Both songwriters detail messy, wayward lives, but they do so for distinctly cross-purposes. Bazan seems largely concerned with ethics, with the struggle to be good, moral, and righteous, and his songs palpably sag with the guilt of inevitably falling short of such high, holy standards. His songs are alternately repentant and flagellant, acknowledging his own shortcomings (the line on "Bless This Mess" about kissing his baby's forehead with booze on his breath is especially brutal) as much as he lashes out at the hypocrisy and wickedness of politicians or (ahem) the nastiness of critics.
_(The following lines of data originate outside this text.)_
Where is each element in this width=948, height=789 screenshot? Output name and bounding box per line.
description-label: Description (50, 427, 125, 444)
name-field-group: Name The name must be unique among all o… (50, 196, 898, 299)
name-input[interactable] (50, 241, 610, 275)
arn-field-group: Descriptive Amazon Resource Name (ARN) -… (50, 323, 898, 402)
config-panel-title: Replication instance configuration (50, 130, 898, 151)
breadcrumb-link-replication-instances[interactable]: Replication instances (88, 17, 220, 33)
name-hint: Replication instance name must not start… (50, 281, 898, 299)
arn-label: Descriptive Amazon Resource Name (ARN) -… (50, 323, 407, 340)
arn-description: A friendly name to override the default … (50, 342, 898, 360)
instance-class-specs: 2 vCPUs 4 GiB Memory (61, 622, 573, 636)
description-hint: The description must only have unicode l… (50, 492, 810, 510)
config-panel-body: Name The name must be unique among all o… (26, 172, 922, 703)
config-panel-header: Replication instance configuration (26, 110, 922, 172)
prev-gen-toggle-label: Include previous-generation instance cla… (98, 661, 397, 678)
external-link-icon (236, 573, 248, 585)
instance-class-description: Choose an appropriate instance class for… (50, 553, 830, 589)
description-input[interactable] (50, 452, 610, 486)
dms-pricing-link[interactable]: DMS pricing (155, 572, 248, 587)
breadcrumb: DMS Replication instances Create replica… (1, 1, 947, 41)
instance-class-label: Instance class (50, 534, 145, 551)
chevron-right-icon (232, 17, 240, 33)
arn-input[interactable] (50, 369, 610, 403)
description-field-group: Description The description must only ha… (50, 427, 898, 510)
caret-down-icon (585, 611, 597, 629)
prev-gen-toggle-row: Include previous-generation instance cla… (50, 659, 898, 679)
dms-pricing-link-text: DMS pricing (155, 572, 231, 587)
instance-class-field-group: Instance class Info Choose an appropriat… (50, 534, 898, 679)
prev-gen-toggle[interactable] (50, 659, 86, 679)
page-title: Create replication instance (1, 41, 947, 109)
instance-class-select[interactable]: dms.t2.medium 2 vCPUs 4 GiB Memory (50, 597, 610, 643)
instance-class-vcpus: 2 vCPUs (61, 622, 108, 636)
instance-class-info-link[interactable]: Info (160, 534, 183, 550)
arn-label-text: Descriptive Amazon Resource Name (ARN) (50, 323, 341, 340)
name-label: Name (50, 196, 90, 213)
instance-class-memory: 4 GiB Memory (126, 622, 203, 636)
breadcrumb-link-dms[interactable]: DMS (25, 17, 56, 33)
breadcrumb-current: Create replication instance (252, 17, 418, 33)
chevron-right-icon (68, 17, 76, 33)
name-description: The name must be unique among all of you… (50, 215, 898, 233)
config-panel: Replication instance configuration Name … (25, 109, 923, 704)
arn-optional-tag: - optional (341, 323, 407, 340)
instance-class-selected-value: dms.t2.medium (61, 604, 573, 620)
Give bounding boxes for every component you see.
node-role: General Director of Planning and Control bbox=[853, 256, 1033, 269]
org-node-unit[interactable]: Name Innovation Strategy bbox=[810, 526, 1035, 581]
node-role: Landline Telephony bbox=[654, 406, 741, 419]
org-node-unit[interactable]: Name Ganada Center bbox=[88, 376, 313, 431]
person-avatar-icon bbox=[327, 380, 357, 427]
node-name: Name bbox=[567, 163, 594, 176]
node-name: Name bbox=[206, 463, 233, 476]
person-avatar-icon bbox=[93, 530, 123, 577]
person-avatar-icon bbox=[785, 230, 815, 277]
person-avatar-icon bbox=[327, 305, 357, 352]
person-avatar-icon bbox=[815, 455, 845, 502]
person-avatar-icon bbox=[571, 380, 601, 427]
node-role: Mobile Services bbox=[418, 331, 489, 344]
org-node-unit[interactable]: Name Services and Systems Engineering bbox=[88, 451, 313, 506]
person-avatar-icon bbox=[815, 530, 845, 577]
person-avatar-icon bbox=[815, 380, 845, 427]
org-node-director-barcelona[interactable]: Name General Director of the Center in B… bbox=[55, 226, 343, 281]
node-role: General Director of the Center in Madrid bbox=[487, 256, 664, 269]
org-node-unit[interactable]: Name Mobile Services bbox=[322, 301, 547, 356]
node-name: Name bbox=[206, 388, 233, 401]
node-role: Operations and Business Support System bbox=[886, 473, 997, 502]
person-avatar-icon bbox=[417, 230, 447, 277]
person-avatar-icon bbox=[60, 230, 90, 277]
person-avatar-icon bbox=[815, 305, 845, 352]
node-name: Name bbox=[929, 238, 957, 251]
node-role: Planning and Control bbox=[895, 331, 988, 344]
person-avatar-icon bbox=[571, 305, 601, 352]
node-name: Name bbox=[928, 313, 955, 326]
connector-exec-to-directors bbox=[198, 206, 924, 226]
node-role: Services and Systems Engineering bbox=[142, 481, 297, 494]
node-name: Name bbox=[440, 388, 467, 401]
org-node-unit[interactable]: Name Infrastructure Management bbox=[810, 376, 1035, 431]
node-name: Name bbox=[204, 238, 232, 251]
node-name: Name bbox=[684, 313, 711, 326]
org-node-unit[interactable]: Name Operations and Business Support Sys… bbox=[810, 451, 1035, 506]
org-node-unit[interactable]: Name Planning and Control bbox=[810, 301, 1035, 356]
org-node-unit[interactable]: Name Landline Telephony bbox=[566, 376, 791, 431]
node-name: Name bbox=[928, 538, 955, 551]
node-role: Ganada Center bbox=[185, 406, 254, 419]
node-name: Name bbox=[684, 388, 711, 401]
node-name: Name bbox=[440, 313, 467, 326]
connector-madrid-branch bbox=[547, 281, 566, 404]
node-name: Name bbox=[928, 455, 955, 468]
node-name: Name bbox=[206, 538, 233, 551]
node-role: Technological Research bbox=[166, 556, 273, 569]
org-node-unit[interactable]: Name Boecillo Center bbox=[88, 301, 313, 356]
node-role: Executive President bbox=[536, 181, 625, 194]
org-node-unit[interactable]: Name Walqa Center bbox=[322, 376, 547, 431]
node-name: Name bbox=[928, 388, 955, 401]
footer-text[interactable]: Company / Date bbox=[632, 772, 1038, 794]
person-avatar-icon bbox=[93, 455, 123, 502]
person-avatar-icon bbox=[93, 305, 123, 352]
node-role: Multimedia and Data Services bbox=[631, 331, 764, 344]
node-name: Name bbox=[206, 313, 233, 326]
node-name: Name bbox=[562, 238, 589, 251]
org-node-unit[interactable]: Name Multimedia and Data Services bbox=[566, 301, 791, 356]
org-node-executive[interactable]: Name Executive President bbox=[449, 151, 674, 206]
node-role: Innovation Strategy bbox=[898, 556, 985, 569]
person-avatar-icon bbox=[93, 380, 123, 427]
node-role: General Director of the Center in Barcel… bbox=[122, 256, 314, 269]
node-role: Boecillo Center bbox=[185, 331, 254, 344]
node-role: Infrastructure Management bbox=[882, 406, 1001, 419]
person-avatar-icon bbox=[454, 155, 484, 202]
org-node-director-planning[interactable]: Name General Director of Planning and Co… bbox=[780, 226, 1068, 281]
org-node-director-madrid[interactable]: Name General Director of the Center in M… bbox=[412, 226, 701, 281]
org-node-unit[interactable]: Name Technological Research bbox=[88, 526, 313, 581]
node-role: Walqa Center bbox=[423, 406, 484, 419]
Darnielle seems more occupied with the loftier existential questions religion tries to understand: Why must we suffer in life? What becomes of us when we die? (Several songs on The Life of the World to Come— "Philippians 3:20–21," "Hebrews 11:40," "Matthew 25:21"—deal pretty directly with the fear and uncertainty of dying.) Even when he zooms in on some small-scale scene of earthly misery or squalor (as on outstanding older songs "Palmcorder Yajna," "Dance Music," or "This Year"), he exposes the way hope and despair play tug-of-war with the human heart—with more eloquence and empathy than comes across in Bazan's bitter scolding and self-recrimination.
Both albums are artful reminders that there's more to America's soul than the cold certainty of either hardcore Christians or the "new atheists," that there is in fact a vast, fascinating gray area out there between absolute faith and absolute doubt—imagine that.